Vocês têm também o Top XXI Prêmio Mercado Design. Todo prêmio quer definir um certo caminho para o objeto brasileiro. Isso é feito justamente por meio da premiação daqueles objetos que envolvem os conceitos e valores que se quer promover. Quais os caminhos buscados pela ARC DESIGN e o prêmio?
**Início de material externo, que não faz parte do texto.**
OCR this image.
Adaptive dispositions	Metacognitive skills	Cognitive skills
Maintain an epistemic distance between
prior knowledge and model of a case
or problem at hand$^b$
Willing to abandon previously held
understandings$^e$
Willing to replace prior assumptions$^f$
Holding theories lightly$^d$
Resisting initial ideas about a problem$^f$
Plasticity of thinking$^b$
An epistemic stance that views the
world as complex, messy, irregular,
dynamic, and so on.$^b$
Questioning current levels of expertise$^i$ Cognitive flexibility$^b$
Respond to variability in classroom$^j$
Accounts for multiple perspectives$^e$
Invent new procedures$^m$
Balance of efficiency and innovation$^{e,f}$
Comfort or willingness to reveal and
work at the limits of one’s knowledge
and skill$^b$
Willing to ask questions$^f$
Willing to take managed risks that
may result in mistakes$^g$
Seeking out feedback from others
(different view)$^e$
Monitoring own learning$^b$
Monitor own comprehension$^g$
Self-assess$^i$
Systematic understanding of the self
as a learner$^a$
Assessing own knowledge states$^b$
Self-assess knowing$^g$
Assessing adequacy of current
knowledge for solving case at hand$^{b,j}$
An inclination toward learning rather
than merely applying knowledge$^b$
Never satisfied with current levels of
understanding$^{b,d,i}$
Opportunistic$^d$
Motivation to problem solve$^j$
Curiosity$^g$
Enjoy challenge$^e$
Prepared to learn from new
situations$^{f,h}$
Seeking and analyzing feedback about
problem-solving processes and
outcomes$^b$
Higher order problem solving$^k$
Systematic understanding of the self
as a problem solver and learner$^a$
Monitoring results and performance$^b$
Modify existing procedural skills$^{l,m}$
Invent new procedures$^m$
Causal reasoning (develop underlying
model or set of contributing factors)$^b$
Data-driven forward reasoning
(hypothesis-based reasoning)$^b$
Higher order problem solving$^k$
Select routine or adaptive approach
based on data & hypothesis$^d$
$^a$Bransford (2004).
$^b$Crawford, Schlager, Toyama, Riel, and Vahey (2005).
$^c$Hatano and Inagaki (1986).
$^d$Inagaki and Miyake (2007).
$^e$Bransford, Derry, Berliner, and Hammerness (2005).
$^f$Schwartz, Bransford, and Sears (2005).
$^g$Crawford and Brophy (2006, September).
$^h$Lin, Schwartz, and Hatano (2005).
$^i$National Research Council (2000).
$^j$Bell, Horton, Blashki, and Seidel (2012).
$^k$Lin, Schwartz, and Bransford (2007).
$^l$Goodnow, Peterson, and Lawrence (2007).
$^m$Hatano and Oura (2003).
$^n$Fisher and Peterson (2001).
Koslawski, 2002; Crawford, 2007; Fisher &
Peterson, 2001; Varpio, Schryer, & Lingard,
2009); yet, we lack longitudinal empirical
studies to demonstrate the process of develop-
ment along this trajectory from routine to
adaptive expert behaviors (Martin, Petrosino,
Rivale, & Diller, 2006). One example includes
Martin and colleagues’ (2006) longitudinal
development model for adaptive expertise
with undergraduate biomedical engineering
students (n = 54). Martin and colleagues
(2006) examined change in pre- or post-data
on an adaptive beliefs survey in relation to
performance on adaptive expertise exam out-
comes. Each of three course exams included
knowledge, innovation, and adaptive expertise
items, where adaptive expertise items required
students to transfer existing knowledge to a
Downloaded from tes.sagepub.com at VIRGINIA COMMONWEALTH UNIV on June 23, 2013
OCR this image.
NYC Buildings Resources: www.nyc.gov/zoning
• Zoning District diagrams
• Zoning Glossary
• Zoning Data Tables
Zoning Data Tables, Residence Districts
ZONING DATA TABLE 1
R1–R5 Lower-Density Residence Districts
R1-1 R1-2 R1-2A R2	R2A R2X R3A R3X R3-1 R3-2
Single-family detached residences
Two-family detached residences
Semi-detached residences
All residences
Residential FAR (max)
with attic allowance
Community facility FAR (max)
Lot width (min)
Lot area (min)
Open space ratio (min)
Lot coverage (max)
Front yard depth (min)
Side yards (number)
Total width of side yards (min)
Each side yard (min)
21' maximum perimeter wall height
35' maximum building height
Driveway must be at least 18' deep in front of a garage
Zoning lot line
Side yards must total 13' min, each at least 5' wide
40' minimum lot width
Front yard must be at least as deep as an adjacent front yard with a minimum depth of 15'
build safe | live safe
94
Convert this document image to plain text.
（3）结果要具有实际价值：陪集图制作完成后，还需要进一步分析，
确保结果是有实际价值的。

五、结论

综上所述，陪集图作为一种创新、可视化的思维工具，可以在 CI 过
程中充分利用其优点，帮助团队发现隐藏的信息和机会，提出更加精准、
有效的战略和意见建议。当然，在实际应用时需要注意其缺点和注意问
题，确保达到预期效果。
O prêmio se chama Mercado Design, então a premissa básica é que o produto esteja no mercado. No primeiro ano, era um produto feito nos últimos cinco anos, algo assim, para a gente não pegar velharia. Ele chama Top XXI para que as pessoas se liguem que nós já estamos no século XXI, pois não é todo mundo que consegue perceber isso. Não é “se não vende, não é bom”, mas uma das funções do produto, é que ele seja vendável, então ele tem que estar no mercado. Nós fazemos duas seleções: primeiro entra tudo e depois tem um pente fino final. Boa qualidade, física e formal, sustentabilidade etc. Nem sempre a gente encontra tudo em um mesmo produto, então tem prêmio para sustentabilidade, prêmio para tipologia e tem que estar no mercado. As exigências são poucas porque se você ficar muito exigente você não tem nenhum produto. É uma visão mais mercadológica. Esse ano, talvez o prêmio seja realizado no Rio e ano que vem em Belo Horizonte, porque senão nós temos um país enorme e só atendemos em São Paulo.